Tips to help reduce flatulence

  • Eat and drink slowly and chew your food well. This reduces the amount of air you swallow.
  • Eat smaller meals more frequently during the day as this can help with digestion.
  • Add ginger to your diet or try drinking peppermint tea or fennel tea. You may find that these aid digestion.
  • Take gentle exercise, which can help improve digestion and bloating.

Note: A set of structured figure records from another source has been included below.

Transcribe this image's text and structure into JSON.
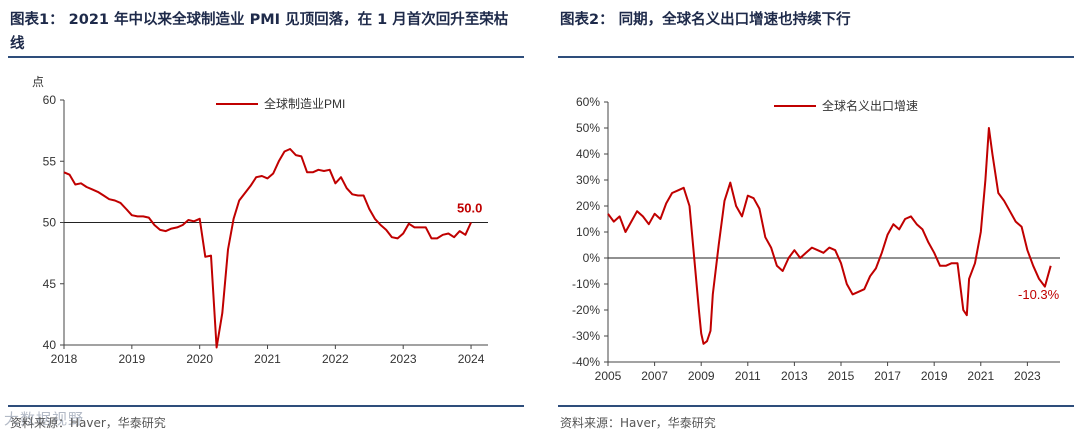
{
  "left_panel": {
    "title": "图表1： 2021 年中以来全球制造业 PMI 见顶回落，在 1 月首次回升至荣枯线",
    "source": "资料来源：Haver，华泰研究",
    "watermark": "大数据视野"
  },
  "right_panel": {
    "title": "图表2： 同期，全球名义出口增速也持续下行",
    "source": "资料来源：Haver，华泰研究"
  },
  "chart_data": [
    {
      "type": "line",
      "title": "图表1： 2021 年中以来全球制造业 PMI 见顶回落，在 1 月首次回升至荣枯线",
      "ylabel": "点",
      "ylim": [
        40,
        60
      ],
      "yticks": [
        "40",
        "45",
        "50",
        "55",
        "60"
      ],
      "xlim": [
        2018,
        2024.25
      ],
      "xticks": [
        "2018",
        "2019",
        "2020",
        "2021",
        "2022",
        "2023",
        "2024"
      ],
      "reference_line": 50,
      "legend": "全球制造业PMI",
      "legend_position": "top-center",
      "annotation": "50.0",
      "color": "#c00000",
      "series": [
        {
          "name": "全球制造业PMI",
          "x": [
            2018.0,
            2018.083,
            2018.167,
            2018.25,
            2018.333,
            2018.417,
            2018.5,
            2018.583,
            2018.667,
            2018.75,
            2018.833,
            2018.917,
            2019.0,
            2019.083,
            2019.167,
            2019.25,
            2019.333,
            2019.417,
            2019.5,
            2019.583,
            2019.667,
            2019.75,
            2019.833,
            2019.917,
            2020.0,
            2020.083,
            2020.167,
            2020.25,
            2020.333,
            2020.417,
            2020.5,
            2020.583,
            2020.667,
            2020.75,
            2020.833,
            2020.917,
            2021.0,
            2021.083,
            2021.167,
            2021.25,
            2021.333,
            2021.417,
            2021.5,
            2021.583,
            2021.667,
            2021.75,
            2021.833,
            2021.917,
            2022.0,
            2022.083,
            2022.167,
            2022.25,
            2022.333,
            2022.417,
            2022.5,
            2022.583,
            2022.667,
            2022.75,
            2022.833,
            2022.917,
            2023.0,
            2023.083,
            2023.167,
            2023.25,
            2023.333,
            2023.417,
            2023.5,
            2023.583,
            2023.667,
            2023.75,
            2023.833,
            2023.917,
            2024.0
          ],
          "values": [
            54.1,
            53.9,
            53.1,
            53.2,
            52.9,
            52.7,
            52.5,
            52.2,
            51.9,
            51.8,
            51.6,
            51.1,
            50.6,
            50.5,
            50.5,
            50.4,
            49.8,
            49.4,
            49.3,
            49.5,
            49.6,
            49.8,
            50.2,
            50.1,
            50.3,
            47.2,
            47.3,
            39.8,
            42.6,
            47.8,
            50.3,
            51.8,
            52.4,
            53.0,
            53.7,
            53.8,
            53.6,
            54.0,
            55.0,
            55.8,
            56.0,
            55.5,
            55.4,
            54.1,
            54.1,
            54.3,
            54.2,
            54.3,
            53.2,
            53.7,
            52.8,
            52.3,
            52.2,
            52.2,
            51.1,
            50.3,
            49.8,
            49.4,
            48.8,
            48.7,
            49.1,
            49.9,
            49.6,
            49.6,
            49.6,
            48.7,
            48.7,
            49.0,
            49.1,
            48.8,
            49.3,
            49.0,
            50.0
          ]
        }
      ]
    },
    {
      "type": "line",
      "title": "图表2： 同期，全球名义出口增速也持续下行",
      "ylabel": "",
      "ylim": [
        -40,
        60
      ],
      "yticks": [
        "-40%",
        "-30%",
        "-20%",
        "-10%",
        "0%",
        "10%",
        "20%",
        "30%",
        "40%",
        "50%",
        "60%"
      ],
      "xlim": [
        2005,
        2024.4
      ],
      "xticks": [
        "2005",
        "2007",
        "2009",
        "2011",
        "2013",
        "2015",
        "2017",
        "2019",
        "2021",
        "2023"
      ],
      "reference_line": 0,
      "legend": "全球名义出口增速",
      "legend_position": "top-center",
      "annotation": "-10.3%",
      "color": "#c00000",
      "series": [
        {
          "name": "全球名义出口增速",
          "x": [
            2005.0,
            2005.25,
            2005.5,
            2005.75,
            2006.0,
            2006.25,
            2006.5,
            2006.75,
            2007.0,
            2007.25,
            2007.5,
            2007.75,
            2008.0,
            2008.25,
            2008.5,
            2008.75,
            2008.9,
            2009.0,
            2009.1,
            2009.25,
            2009.4,
            2009.5,
            2009.75,
            2010.0,
            2010.25,
            2010.5,
            2010.75,
            2011.0,
            2011.25,
            2011.5,
            2011.75,
            2012.0,
            2012.25,
            2012.5,
            2012.75,
            2013.0,
            2013.25,
            2013.5,
            2013.75,
            2014.0,
            2014.25,
            2014.5,
            2014.75,
            2015.0,
            2015.25,
            2015.5,
            2015.75,
            2016.0,
            2016.25,
            2016.5,
            2016.75,
            2017.0,
            2017.25,
            2017.5,
            2017.75,
            2018.0,
            2018.25,
            2018.5,
            2018.75,
            2019.0,
            2019.25,
            2019.5,
            2019.75,
            2020.0,
            2020.25,
            2020.4,
            2020.5,
            2020.75,
            2021.0,
            2021.2,
            2021.35,
            2021.5,
            2021.75,
            2022.0,
            2022.25,
            2022.5,
            2022.75,
            2023.0,
            2023.25,
            2023.5,
            2023.75,
            2024.0
          ],
          "values": [
            17,
            14,
            16,
            10,
            14,
            18,
            16,
            13,
            17,
            15,
            21,
            25,
            26,
            27,
            20,
            -5,
            -20,
            -29,
            -33,
            -32,
            -28,
            -14,
            5,
            22,
            29,
            20,
            16,
            24,
            23,
            19,
            8,
            4,
            -3,
            -5,
            0,
            3,
            0,
            2,
            4,
            3,
            2,
            4,
            3,
            -2,
            -10,
            -14,
            -13,
            -12,
            -7,
            -4,
            2,
            9,
            13,
            11,
            15,
            16,
            13,
            11,
            6,
            2,
            -3,
            -3,
            -2,
            -2,
            -20,
            -22,
            -8,
            -2,
            10,
            30,
            50,
            40,
            25,
            22,
            18,
            14,
            12,
            3,
            -3,
            -8,
            -11,
            -3
          ]
        }
      ]
    }
  ]
}
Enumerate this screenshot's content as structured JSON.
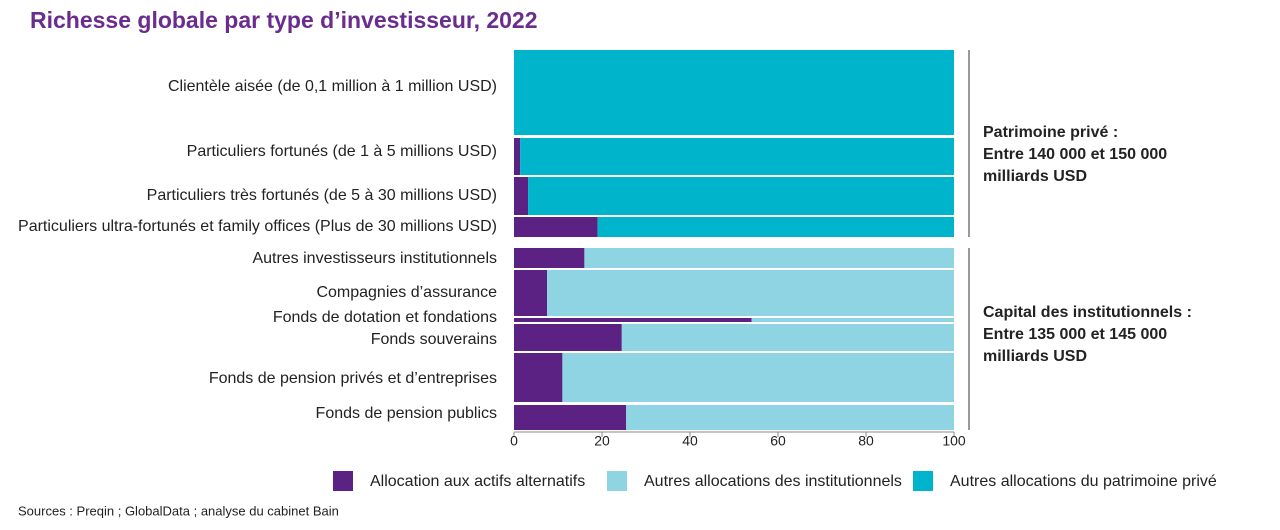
{
  "chart_data": {
    "type": "stacked_barh",
    "title": "Richesse globale par type d’investisseur, 2022",
    "categories": [
      "Clientèle aisée (de 0,1 million à 1 million USD)",
      "Particuliers fortunés (de 1 à 5 millions USD)",
      "Particuliers très fortunés (de 5 à 30 millions USD)",
      "Particuliers ultra-fortunés et family offices (Plus de 30 millions USD)",
      "Autres investisseurs institutionnels",
      "Compagnies d’assurance",
      "Fonds de dotation et fondations",
      "Fonds souverains",
      "Fonds de pension privés et d’entreprises",
      "Fonds de pension publics"
    ],
    "series": [
      {
        "name": "Allocation aux actifs alternatifs",
        "color": "#5b2283",
        "values": [
          0,
          1.4,
          3.2,
          19,
          16,
          7.5,
          54,
          24.5,
          11,
          25.5
        ]
      },
      {
        "name": "Autres allocations des institutionnels",
        "color": "#8fd4e2",
        "values": [
          null,
          null,
          null,
          null,
          84,
          92.5,
          46,
          75.5,
          89,
          74.5
        ]
      },
      {
        "name": "Autres allocations du patrimoine privé",
        "color": "#00b4cb",
        "values": [
          100,
          98.6,
          96.8,
          81,
          null,
          null,
          null,
          null,
          null,
          null
        ]
      }
    ],
    "xlim": [
      0,
      100
    ],
    "xticks": [
      0,
      20,
      40,
      60,
      80,
      100
    ],
    "annotations": [
      [
        "Patrimoine privé :",
        "Entre 140 000 et 150 000",
        "milliards USD"
      ],
      [
        "Capital des institutionnels :",
        "Entre 135 000 et 145 000",
        "milliards USD"
      ]
    ],
    "source": "Sources : Preqin ; GlobalData ; analyse du cabinet Bain"
  }
}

There are also things you can avoid in order to reduce flatulence. Smoking can worsen flatulence, as can some foods and drinks. These include: cabbage, sprouts, onions, beans, cauliflower and fizzy drinks (including beer and pop, such as lemonade). Eating large amounts of high-fibre foods (including wholemeal bread, bran, cereals, nuts and seeds) can also have an effect, so you could try lowering how much of these types of food you eat.

Medicines for flatulence

If your flatulence is very bothersome, the following medicines might help:

  • Charcoal tablets, which soak up gas within the digestive system and can also help to absorb unpleasant smells from passing wind.
  • Simethicone, which treats symptoms of flatulence such as fullness and bloating.

These medicines are available over-the-counter; however, you should always seek advice from your doctor before taking them. This is particularly important if you are on treatment for lymphoma because it is possible for medicines to interact with one another in unwanted ways.